Put your script on the vendor partition where it belongs.

And as I’ve already told you in one of the dozen or so other threads you’re playing around in, don’t modify the init.rc. You should be creating your own rc file, in /vendor/etc/init/.

Hi @doitright Thanks you reply.
I have followed suggestion,But shell script not running while booting device.

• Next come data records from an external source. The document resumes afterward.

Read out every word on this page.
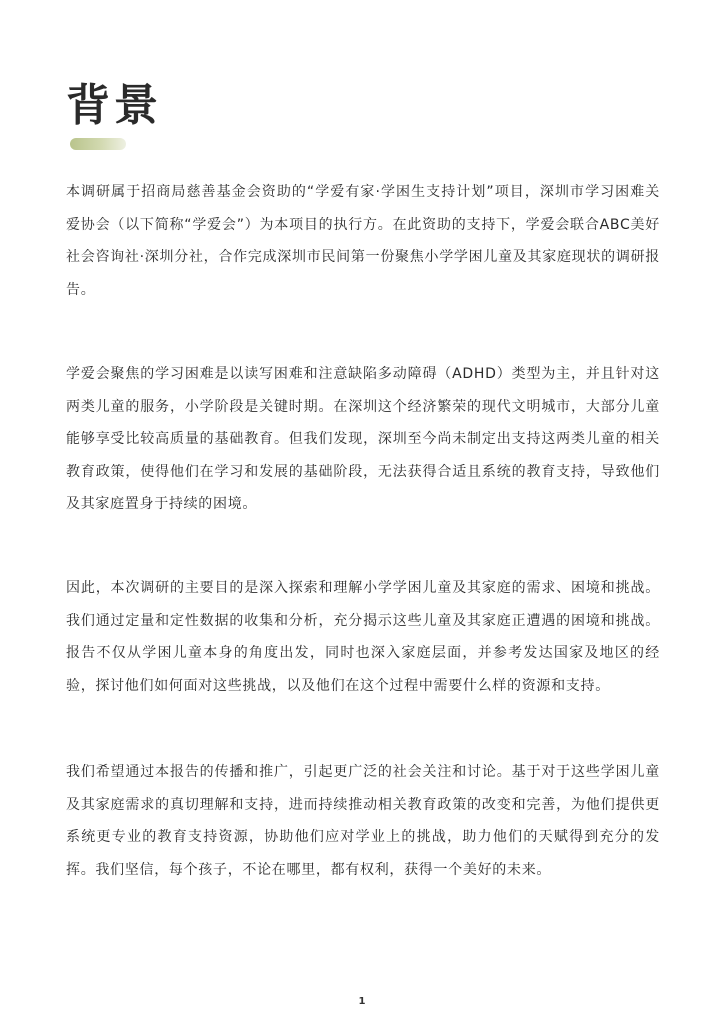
背景

本调研属于招商局慈善基金会资助的“学爱有家·学困生支持计划”项目，深圳市学习困难关爱协会（以下简称“学爱会”）为本项目的执行方。在此资助的支持下，学爱会联合ABC美好社会咨询社·深圳分社，合作完成深圳市民间第一份聚焦小学学困儿童及其家庭现状的调研报告。

学爱会聚焦的学习困难是以读写困难和注意缺陷多动障碍（ADHD）类型为主，并且针对这两类儿童的服务，小学阶段是关键时期。在深圳这个经济繁荣的现代文明城市，大部分儿童能够享受比较高质量的基础教育。但我们发现，深圳至今尚未制定出支持这两类儿童的相关教育政策，使得他们在学习和发展的基础阶段，无法获得合适且系统的教育支持，导致他们及其家庭置身于持续的困境。

因此，本次调研的主要目的是深入探索和理解小学学困儿童及其家庭的需求、困境和挑战。我们通过定量和定性数据的收集和分析，充分揭示这些儿童及其家庭正遭遇的困境和挑战。报告不仅从学困儿童本身的角度出发，同时也深入家庭层面，并参考发达国家及地区的经验，探讨他们如何面对这些挑战，以及他们在这个过程中需要什么样的资源和支持。

我们希望通过本报告的传播和推广，引起更广泛的社会关注和讨论。基于对于这些学困儿童及其家庭需求的真切理解和支持，进而持续推动相关教育政策的改变和完善，为他们提供更系统更专业的教育支持资源，协助他们应对学业上的挑战，助力他们的天赋得到充分的发挥。我们坚信，每个孩子，不论在哪里，都有权利，获得一个美好的未来。

1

We tried to start the service manually from the shell (#start verifyusb), but we are getting below error :

Received control message ‘start’ for ‘verifyusb’ from pid: 6599 (start verifyusb)
[ 1461.358006] init: starting service ‘verifyusb’…
[ 1461.376901] type=1400 audit(1586847468.858:61): avc: denied { getattr } for comm=“ProcessService0” path="/data/data/com.google.android.apps.mediashell" dev=“mmcblk1p17” ino=1048 scontext=u:r:isolated_app:s0:c41,c291,c512,c768 tcontext=u:object_r:privapp_data_file:s0:c512,c768 tclass=dir permissive=0 b/119596573
[ 1461.377099] type=1400 audit(1586847978.657:62): avc: denied { read } for comm=“verifyusb” path="/system/bin/sh" dev=“dm-0” ino=669 scontext=u:r:verifyusb:s0 tcontext=u:object_r:shell_exec:s0 tclass=file permissive=0
Received control message ‘start’ for ‘verifyusb’ from pid: 6606 (start verifyusb)
[ 1519.064603] init: starting service ‘verifyusb’…
[ 1519.078408] init: Service ‘verifyusb’ (pid 6607) received signal 11

Below are the steps, we have followed to create service in SEPolicy :
Created .rc file and included init.{ro.hardware}.rc.

step1: init.{ro.hardware}.rc:
import /vendor/etc/init/hw/init.verifyusb.rc

step2: init.verifyusb.rc:

on boot
start startusb

service startusb /vendor/bin/startusb
class main
user root
oneshot
seclabel u:r:startusbs0
step3 :3. Created .te file @ “device/xxxxx/xxxx/sepolicy/treble/verifyusb.te”.

          type verifyusb, domain;
          type verifyusb_exec, exec_type, vendor_file_type , file_type;
          init_daemon_domain(verifyusb)
  1. Registered script file @ /device/xxxxx/xxx/sepolicy/treble/file_contexts.

/vendor/bin/verifyusb.sh u:object_r:verifyusb_exec:s0

I’m not going to do this for you. You’ve made a bunch of mistakes, some of which are a failure to listen to what you’ve been told to do (in particular, reread my previous message in this thread), and some of them are oversights, which are clearly indicated on the output from your process. Such as trying to use /system/bin/sh from a vendor process. That is not allowed.

Thanks for your reply.
I have done mistakes. But I am trying to correct.
I could not able to understand where I have done mistake.